The user is exhibiting classic signs of caregiver fatigue, often amplified when the role of the ‘responsible one’ is deeply ingrained in family dynamics. By consistently stepping in to cover costs, especially for non-emergencies like amusement park tickets, the user has inadvertently created a dynamic where her brother and mother expect her financial assistance to be available. Her refusal to go is a necessary, albeit abrupt, attempt to establish a boundary regarding shared expenses. The family’s response—guilt-tripping by mentioning the children or labeling her as ‘cold-hearted’—is a common defense mechanism used to maintain the status quo and avoid personal accountability.

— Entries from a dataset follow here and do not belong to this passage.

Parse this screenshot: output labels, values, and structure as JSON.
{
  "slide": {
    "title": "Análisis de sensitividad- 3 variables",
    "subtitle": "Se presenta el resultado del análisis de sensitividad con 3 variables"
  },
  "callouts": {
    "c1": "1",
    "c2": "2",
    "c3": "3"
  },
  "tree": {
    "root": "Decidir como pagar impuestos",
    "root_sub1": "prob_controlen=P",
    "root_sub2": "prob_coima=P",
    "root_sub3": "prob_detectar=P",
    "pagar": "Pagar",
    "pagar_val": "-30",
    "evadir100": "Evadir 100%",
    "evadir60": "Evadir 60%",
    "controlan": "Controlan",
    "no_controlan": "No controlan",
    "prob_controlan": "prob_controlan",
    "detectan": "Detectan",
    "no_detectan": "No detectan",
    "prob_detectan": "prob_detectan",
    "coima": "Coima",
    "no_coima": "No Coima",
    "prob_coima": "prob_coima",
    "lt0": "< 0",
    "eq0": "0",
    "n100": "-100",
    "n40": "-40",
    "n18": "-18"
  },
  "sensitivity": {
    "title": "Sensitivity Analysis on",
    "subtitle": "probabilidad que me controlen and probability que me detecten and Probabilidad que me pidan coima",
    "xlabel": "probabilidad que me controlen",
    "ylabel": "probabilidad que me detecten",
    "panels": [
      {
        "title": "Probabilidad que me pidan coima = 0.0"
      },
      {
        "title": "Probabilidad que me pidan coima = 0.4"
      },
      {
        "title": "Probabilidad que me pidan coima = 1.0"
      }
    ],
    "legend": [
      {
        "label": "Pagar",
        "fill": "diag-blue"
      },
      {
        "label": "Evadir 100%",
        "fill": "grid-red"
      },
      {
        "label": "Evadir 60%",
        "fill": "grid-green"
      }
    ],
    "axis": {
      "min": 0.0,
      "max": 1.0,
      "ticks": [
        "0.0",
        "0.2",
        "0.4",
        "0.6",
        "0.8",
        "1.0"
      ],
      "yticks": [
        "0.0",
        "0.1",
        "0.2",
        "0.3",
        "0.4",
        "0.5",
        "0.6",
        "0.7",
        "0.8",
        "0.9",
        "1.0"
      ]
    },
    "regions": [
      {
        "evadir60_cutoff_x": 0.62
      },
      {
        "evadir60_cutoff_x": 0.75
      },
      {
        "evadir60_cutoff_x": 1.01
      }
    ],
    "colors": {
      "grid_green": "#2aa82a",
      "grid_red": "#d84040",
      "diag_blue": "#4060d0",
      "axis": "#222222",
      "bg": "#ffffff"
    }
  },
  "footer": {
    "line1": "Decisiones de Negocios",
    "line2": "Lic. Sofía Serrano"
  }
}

The user’s action of saying ‘no’ was an appropriate measure to reclaim her financial autonomy and stop enabling a long-term pattern. For future interactions, a constructive recommendation would be to communicate boundaries proactively and specifically, rather than through outright refusal of participation. For example, she could attend a shorter part of the trip, or offer a fixed, small contribution that she explicitly states is for shared utilities only, making it clear beforehand that no other expenses will be covered.
THE COMMENTS SECTION WENT WILD – REDDIT HAD *A LOT* TO SAY ABOUT THIS ONE.

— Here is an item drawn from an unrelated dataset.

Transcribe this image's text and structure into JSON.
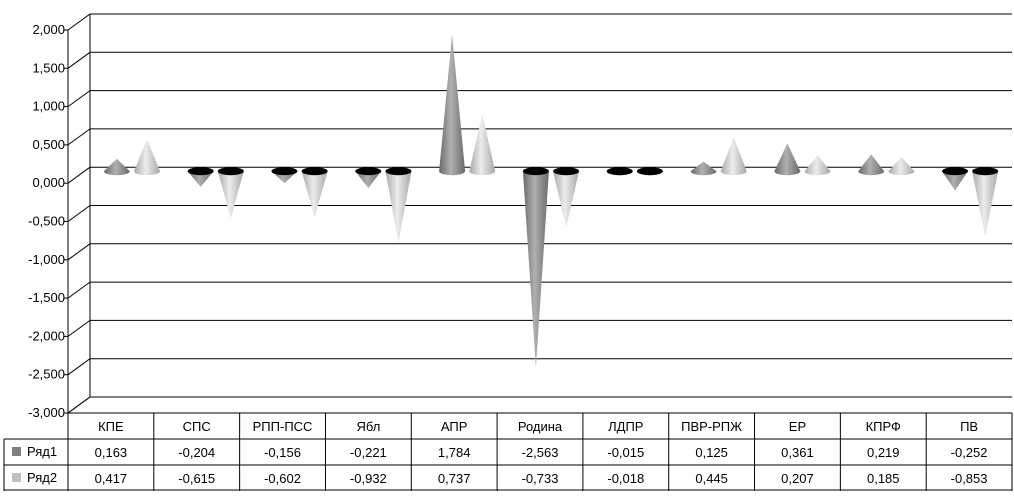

The user feels exhausted from consistently covering the financial shortfalls of her brother’s family, believing that attending the trip under the current circumstances would enable their irresponsible spending habits. However, the intense backlash from her family, accusing her of being cold-hearted and punishing the children, has caused her to doubt whether setting this firm boundary was an overreaction.
The core issue is whether the user was justified in refusing to attend the family vacation to protect her finances and stop enabling her brother, or if her refusal constituted unfairly punishing innocent parties like the children. Readers are asked to consider where the line should be drawn between family support and financial self-preservation.